# Hawak kamay - why not hawak mga kamay?



## tagadoug

Hi,

My understanding is that the phrase "hawak kamay" (as in, e.g., the song of the same name) means "hold hands". However, if it is translated literally I would have thought it meant "hold hand (singular)".

Can anyone explain why "hold hands" is "hawak kamay" and not "hawak mga kamay"?

Thanks


----------



## 082486

Hi and welcome! 

I'll leave the explanation to the experts...


----------



## DotterKat

You have to think of it as a complete grammatical unit, like a phrasal modifier. In a sentence like _Sila ay hawak-kamay sa pagpapalaki ng kanilang mga anak_ (ultimately meaning, after you have worked through the literal imagery, that the parents are in close accord on issues pertaining to child rearing), hawak-kamay is an adverbial phrase. 

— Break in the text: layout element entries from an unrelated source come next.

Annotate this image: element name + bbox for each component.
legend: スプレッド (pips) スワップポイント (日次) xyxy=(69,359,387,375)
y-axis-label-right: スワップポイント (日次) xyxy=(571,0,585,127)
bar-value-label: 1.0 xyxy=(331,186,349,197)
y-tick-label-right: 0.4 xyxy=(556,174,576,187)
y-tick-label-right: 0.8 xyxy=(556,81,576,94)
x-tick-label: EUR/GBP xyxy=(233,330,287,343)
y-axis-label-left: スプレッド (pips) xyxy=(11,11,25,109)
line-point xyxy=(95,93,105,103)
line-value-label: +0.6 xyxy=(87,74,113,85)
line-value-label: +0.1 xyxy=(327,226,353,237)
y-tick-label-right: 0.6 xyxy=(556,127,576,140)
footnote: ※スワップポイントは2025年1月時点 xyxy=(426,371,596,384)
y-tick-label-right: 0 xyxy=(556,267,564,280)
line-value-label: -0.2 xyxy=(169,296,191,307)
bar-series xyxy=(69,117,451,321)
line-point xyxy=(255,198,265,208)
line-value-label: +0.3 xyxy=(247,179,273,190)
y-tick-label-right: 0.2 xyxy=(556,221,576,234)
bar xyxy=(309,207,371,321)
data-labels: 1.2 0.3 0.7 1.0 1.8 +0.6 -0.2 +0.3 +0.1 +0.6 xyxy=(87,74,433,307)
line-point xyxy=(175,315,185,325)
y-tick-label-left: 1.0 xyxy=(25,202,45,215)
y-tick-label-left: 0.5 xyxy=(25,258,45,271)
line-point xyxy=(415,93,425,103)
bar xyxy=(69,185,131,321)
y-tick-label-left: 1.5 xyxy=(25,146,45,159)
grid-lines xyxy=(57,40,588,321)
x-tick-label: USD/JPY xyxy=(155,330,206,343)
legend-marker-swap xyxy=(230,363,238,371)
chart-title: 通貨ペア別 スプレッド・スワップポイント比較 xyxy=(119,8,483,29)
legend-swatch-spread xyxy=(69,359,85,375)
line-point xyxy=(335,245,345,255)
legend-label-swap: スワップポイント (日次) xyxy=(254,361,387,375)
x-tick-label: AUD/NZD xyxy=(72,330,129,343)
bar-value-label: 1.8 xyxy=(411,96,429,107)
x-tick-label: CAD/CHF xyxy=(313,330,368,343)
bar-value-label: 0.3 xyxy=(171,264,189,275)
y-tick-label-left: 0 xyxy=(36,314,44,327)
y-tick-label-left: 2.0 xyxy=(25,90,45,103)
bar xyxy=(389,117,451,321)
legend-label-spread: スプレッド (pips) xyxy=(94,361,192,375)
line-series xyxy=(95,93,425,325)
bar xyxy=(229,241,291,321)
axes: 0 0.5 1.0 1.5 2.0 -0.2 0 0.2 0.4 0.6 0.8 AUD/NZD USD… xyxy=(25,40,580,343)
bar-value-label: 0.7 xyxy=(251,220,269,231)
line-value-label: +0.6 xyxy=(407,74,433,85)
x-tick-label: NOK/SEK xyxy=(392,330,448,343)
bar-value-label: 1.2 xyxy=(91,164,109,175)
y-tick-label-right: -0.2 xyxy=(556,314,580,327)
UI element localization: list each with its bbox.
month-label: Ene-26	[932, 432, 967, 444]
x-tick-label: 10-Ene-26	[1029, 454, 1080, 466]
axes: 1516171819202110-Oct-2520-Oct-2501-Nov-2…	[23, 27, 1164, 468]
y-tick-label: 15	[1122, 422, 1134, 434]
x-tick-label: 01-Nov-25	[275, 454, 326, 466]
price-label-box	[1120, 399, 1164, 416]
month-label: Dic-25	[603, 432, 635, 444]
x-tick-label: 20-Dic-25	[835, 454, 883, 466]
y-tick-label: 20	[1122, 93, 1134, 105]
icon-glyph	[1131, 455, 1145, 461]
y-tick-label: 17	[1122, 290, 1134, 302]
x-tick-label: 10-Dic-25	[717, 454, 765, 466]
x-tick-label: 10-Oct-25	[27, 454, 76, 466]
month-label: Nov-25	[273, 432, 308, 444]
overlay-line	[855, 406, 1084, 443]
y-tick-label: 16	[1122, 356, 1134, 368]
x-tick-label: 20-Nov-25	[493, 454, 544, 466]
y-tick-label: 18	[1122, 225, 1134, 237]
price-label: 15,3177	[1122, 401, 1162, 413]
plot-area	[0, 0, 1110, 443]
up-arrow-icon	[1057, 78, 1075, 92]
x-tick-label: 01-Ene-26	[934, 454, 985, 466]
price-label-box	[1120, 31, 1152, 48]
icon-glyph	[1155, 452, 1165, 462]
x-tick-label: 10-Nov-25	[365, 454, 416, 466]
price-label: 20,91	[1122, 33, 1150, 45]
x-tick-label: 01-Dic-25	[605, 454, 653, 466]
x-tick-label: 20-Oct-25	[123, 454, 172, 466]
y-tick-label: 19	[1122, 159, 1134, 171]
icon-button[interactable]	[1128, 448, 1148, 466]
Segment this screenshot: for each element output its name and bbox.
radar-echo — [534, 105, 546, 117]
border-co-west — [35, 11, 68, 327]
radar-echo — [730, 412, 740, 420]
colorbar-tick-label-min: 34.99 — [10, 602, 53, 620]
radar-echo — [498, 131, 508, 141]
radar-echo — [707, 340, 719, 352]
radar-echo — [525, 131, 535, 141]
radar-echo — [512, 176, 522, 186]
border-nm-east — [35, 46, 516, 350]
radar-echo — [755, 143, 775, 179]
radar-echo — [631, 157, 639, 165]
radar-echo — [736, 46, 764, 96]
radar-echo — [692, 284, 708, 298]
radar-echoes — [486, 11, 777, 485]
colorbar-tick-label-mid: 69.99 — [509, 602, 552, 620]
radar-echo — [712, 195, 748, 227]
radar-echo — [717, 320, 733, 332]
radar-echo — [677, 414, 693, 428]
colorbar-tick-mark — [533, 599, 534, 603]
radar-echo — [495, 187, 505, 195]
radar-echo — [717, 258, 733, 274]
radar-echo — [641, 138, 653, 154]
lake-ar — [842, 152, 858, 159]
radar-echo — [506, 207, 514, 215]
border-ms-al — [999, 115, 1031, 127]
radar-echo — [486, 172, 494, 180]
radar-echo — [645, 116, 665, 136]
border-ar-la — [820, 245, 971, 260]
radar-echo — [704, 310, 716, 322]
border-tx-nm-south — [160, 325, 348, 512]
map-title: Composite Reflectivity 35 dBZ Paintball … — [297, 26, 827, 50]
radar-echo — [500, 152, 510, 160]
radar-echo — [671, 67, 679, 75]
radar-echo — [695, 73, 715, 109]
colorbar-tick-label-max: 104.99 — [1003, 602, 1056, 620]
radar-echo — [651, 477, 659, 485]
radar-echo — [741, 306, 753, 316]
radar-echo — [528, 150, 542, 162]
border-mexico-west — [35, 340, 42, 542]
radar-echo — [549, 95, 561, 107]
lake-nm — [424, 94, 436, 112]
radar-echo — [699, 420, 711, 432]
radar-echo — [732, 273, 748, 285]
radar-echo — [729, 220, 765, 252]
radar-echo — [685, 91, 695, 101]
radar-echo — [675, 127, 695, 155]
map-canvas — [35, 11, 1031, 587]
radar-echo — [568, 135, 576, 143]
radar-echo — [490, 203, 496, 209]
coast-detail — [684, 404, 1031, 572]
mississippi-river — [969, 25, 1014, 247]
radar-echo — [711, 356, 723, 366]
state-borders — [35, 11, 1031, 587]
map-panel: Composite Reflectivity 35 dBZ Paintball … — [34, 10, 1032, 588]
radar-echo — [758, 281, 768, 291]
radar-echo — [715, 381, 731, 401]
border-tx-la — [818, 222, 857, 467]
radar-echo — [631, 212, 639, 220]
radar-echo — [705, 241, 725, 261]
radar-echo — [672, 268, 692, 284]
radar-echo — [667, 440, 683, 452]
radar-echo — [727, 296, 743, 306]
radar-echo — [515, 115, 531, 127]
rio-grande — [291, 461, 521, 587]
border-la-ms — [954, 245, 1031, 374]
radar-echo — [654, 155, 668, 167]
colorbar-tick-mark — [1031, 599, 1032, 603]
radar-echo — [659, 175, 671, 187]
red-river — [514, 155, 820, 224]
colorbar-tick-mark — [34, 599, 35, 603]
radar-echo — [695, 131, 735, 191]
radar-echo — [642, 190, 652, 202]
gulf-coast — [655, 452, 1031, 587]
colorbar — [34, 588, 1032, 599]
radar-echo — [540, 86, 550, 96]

As to why it is hawak-kamay and not hawak mga kamay, this is mainly done for literary effect. Sometimes, brevity intensifies style as in other compound words like tigas ulo, patay gutom or sulat kamay. It is not "tigas ng ulo" (although there are instances in which this would be applicable), "patay sa gutom" or "sulat ng kamay" because the marker _ng_ or preposition _sa_ dilutes the impact of the compound word. Indeed, if you included the extra words --- mga, ng or sa --- it is no longer a compound word but simply a phrase. In the case of a poem or song in which meter is important, these shortcuts can be crucial for artistic reasons. As I said, brevity is style.


----------



## mataripis

my tagalog version for that title is "Kapit kamay".   hawak is just touching but using the word "kapit" implies  holding one another.


----------



## niernier

Trust what DotterKat said. It's uncommon to say "hawak mga kamay" so the first time I heard it, I was imagining somebody holding both hands of the other person.


----------



## tagadoug

Thanks for the explanations everyone


----------



## Perictione

To me "hawak kamay" would mean I holding a hand of the person, as my hand would logically hold another. "Hawak mga kamay" would mean my two hands holding another pair. It's a bit of awkward to say "hawak mga kamay" as well, but it would make sense if I were in a group and everybody has to hold hands together.


----------



## karmllean

Hawak-kamay is an adjective and should be written the way it is - as a hyphenated compound. In this form, no need to indicate number, e.g., plural form.


----------



## sugarglidernames

Hawak-kamay means It is just like grasping our hands together. Love and Respect.


----------



## biankita

I always saw "hawak-kamay" as a figure of speech, especially since it's from a song. And even with DotterKat's example of "_Sila ay hawak-kamay sa pagpapalaki ng kanilang mga anak."
_ 
If you are talking about a literal joining of hands, hawak-kamay is definitely not how to say it. The most common time I can think of where people are literally asked to join hands is during Roman Catholic mass during the Our Father. (Sorry, I am Roman Catholic so I don't know if this is done in other religions or other types of Christianity.) The priest does not say "Tayo'y maghawak-kamay." ("Let's join hands." as implied). He says, "Tayo'y maghawak-hawak ng ating mga kamay." It still means "Let's join (our) hands."


----------



## lostinmanila

"hawak-kamay" is a tagalog phrase, a figure of speech. if you used it in a sentence or other phrases, it will be have several meanings... let's take yeng's song as an example.. "hawak-kamay, di kita iiwan sa paglakbay"... you need to translate it considering the whole phrase... and it should sound like... by your side, i'll be with you through this journey..... and to translate "hawak-kamay" literally as holding hands is not correct because "HAWAK-KAMAY" is a single unit... the correct translation for "holding hands" is "kapit kamay"..


----------